Pedro Pinto Figueiredo: Amini
Pedro Pinto Figueiredo (b.1966), conductor and composer born in Lisbon. He studied Composition at the Escola Superior de Música de Lisboa (Superior Music School of Lisbon) with the composer Christopher Bochmann, and Constança Capdeville. As a Calouste Gulbenkian scholarship holder, he studied in Paris with the composer Emmanuel Nunes. There, he simultaneously participated in and finished several courses at the IRCAM. Some of his most relevant musical productions have been Germinal for piano and wind octet, Wake for bass clarinet, Ser for string orchestra, and Scindite for bass clarinet, contralto and string orchestra. The focus on his musical research has been the use of new technologies, mainly on sound treatment in real time and its spatialization, and extended instrumental techniques. As conductor, he studied with Jean-Sébastien Béreau, having also worked and collaborated with Maestro Peter Rundel and Maestro Emílio Pomarico in the field of contemporary music conducting. In 2009, he premiered the work La Douce by Emmanuel Nunes as second conductor. Since 1992 he’s been teaching composition and analysis at several music conservatories, including the Superior National Orchestra Academy (Academia Nacional Superior de Orquestra– ANSO), where he has also taught orchestration and serves on the board of directors. He’s also currently the headmaster of a music school in Linda-a-Velha, Lisbon.

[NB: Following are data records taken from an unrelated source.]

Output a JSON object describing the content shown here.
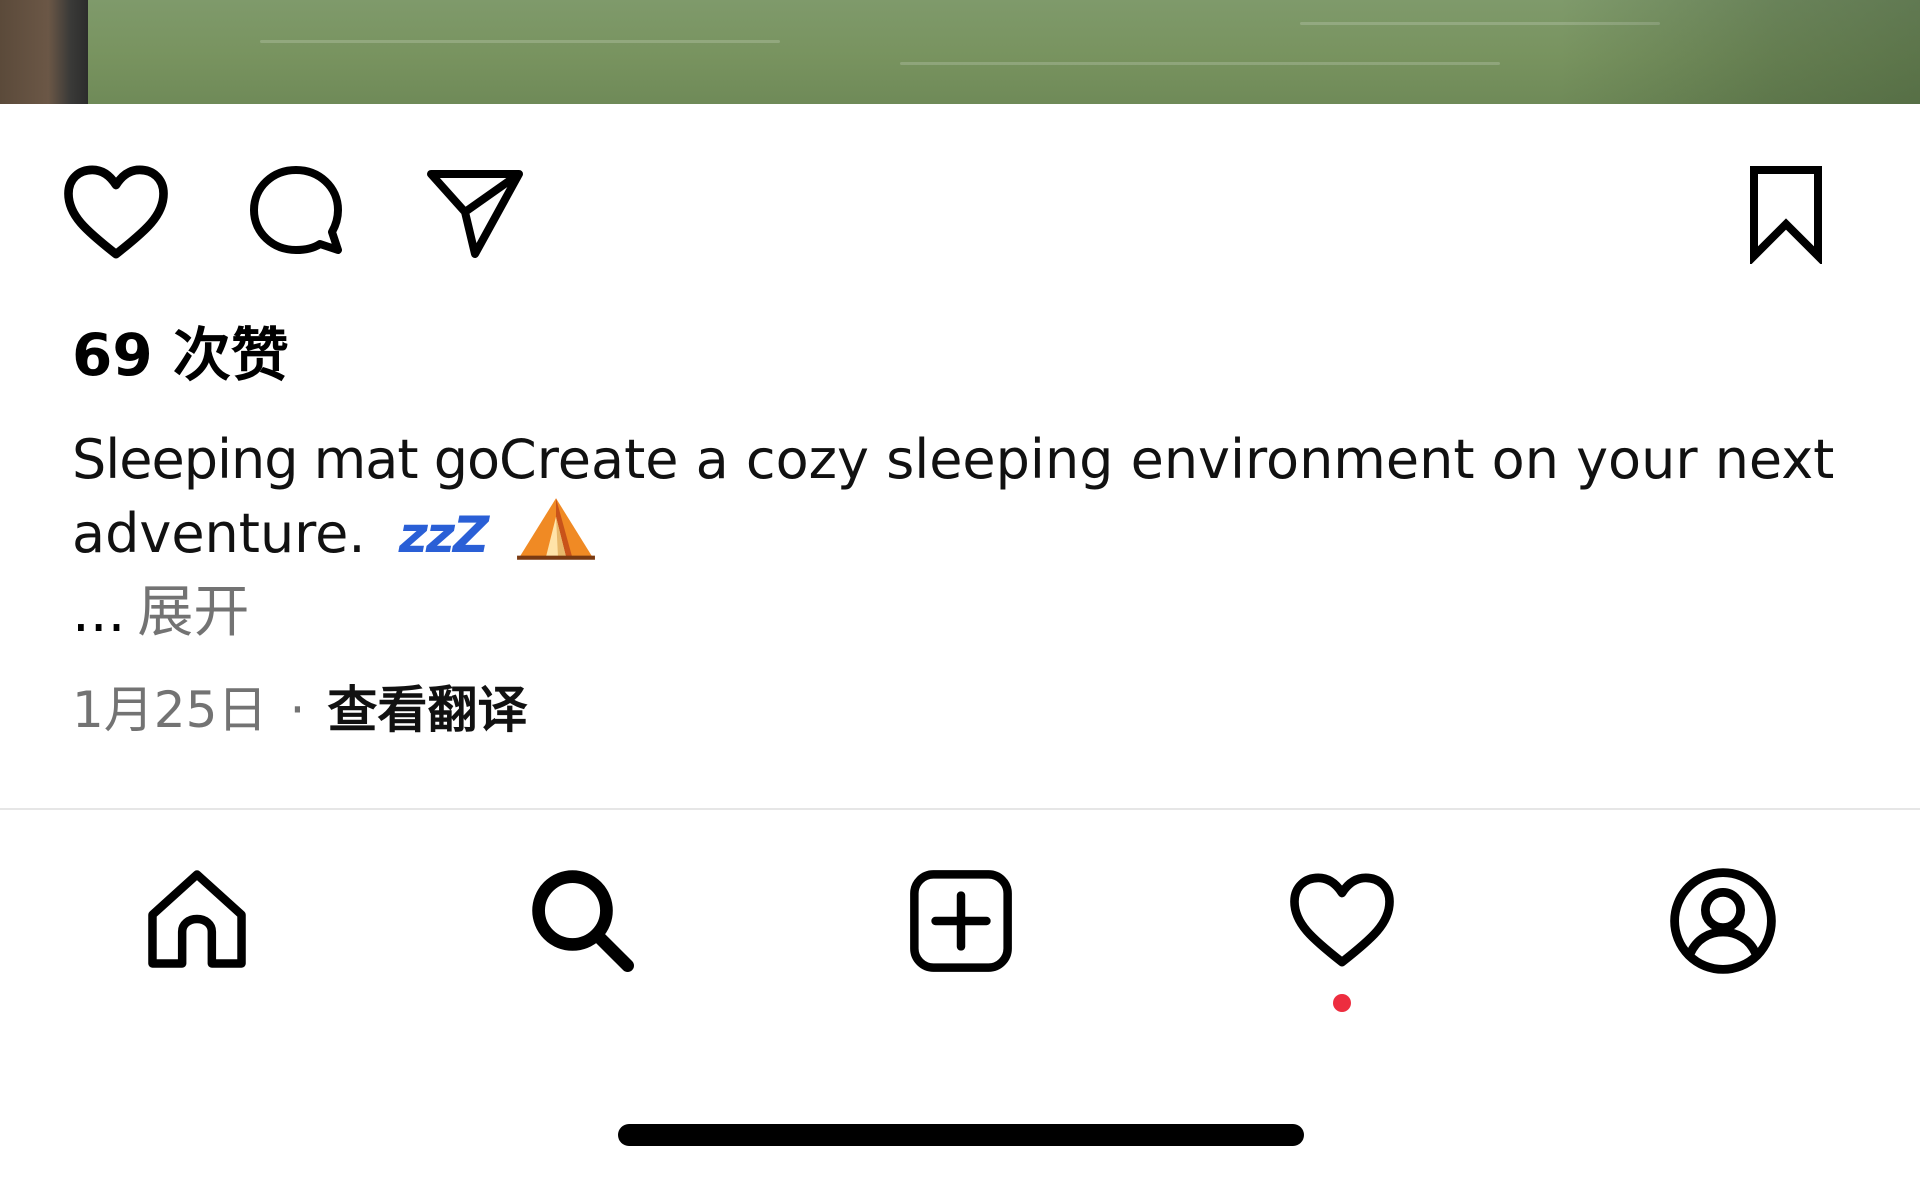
{
  "post": {
    "likes_label": "69 次赞",
    "caption_username": "Sleeping mat go",
    "caption_text": "Create a cozy sleeping environment on your next adventure.",
    "caption_zzz": "zzZ",
    "more_ellipsis": "...",
    "more_label": "展开",
    "date": "1月25日",
    "separator": "·",
    "translate_label": "查看翻译"
  },
  "icons": {
    "like": "heart-icon",
    "comment": "comment-bubble-icon",
    "share": "paper-plane-icon",
    "save": "bookmark-icon",
    "caption_emoji_1": "zzz-emoji-icon",
    "caption_emoji_2": "tent-emoji-icon"
  },
  "nav": {
    "items": [
      {
        "id": "home",
        "icon": "home-icon"
      },
      {
        "id": "search",
        "icon": "search-icon"
      },
      {
        "id": "create",
        "icon": "plus-square-icon"
      },
      {
        "id": "activity",
        "icon": "heart-icon",
        "has_notification": true
      },
      {
        "id": "profile",
        "icon": "user-circle-icon"
      }
    ]
  },
  "colors": {
    "text_primary": "#000000",
    "text_secondary": "#737373",
    "notification": "#ed2d3f",
    "photo_green": "#78935f"
  }
}
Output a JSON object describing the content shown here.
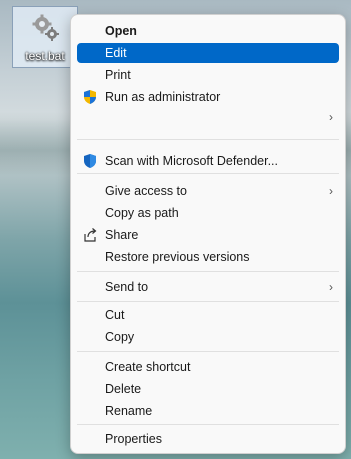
{
  "desktop": {
    "file_icon_label": "test.bat"
  },
  "context_menu": {
    "open": "Open",
    "edit": "Edit",
    "print": "Print",
    "run_as_admin": "Run as administrator",
    "scan_defender": "Scan with Microsoft Defender...",
    "give_access": "Give access to",
    "copy_as_path": "Copy as path",
    "share": "Share",
    "restore_versions": "Restore previous versions",
    "send_to": "Send to",
    "cut": "Cut",
    "copy": "Copy",
    "create_shortcut": "Create shortcut",
    "delete": "Delete",
    "rename": "Rename",
    "properties": "Properties"
  },
  "colors": {
    "highlight": "#0068c8",
    "menu_bg": "#f9f9f9"
  }
}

About his 2022 composition Amini for two flutes (bass and alto), the composer has written: We live in a world where reality is perceived through a chattering hyper communication, never achieving depth or being vulnerable enough to be present and pay attention to the other. This requires an openness only possible in silence: the one who listens does not speak. Writing this piece coincided with the torture and murder of Iranian activist Mahsa Amini. This brought about a reflection on the contrast between the suppression of sound and the need for it to be heard and listened to – in depth, peacefully, quietly. Silence can be oppressing, like a stifling buzz, but can also be open and giving. This piece consists of two parts: the first is characterized by an urgent search for sound (bass flute), and the second by the timbre and rhythmic patterns that emerge from the awareness and availability of the silence to be filled (alto flute). Some articulations were inspired by the phonetics of modern Persian words, mixing sign and meaning, reality and abstraction. Amini is a document of violence, a way to capture and filter it to be felt through the ages, to be listened to and perpetuated. This is not my story, my pain, nor am I the one being silenced, but the screams are so unbearable, I cannot simply hear them without getting involved. Music is my contribution to amplify them.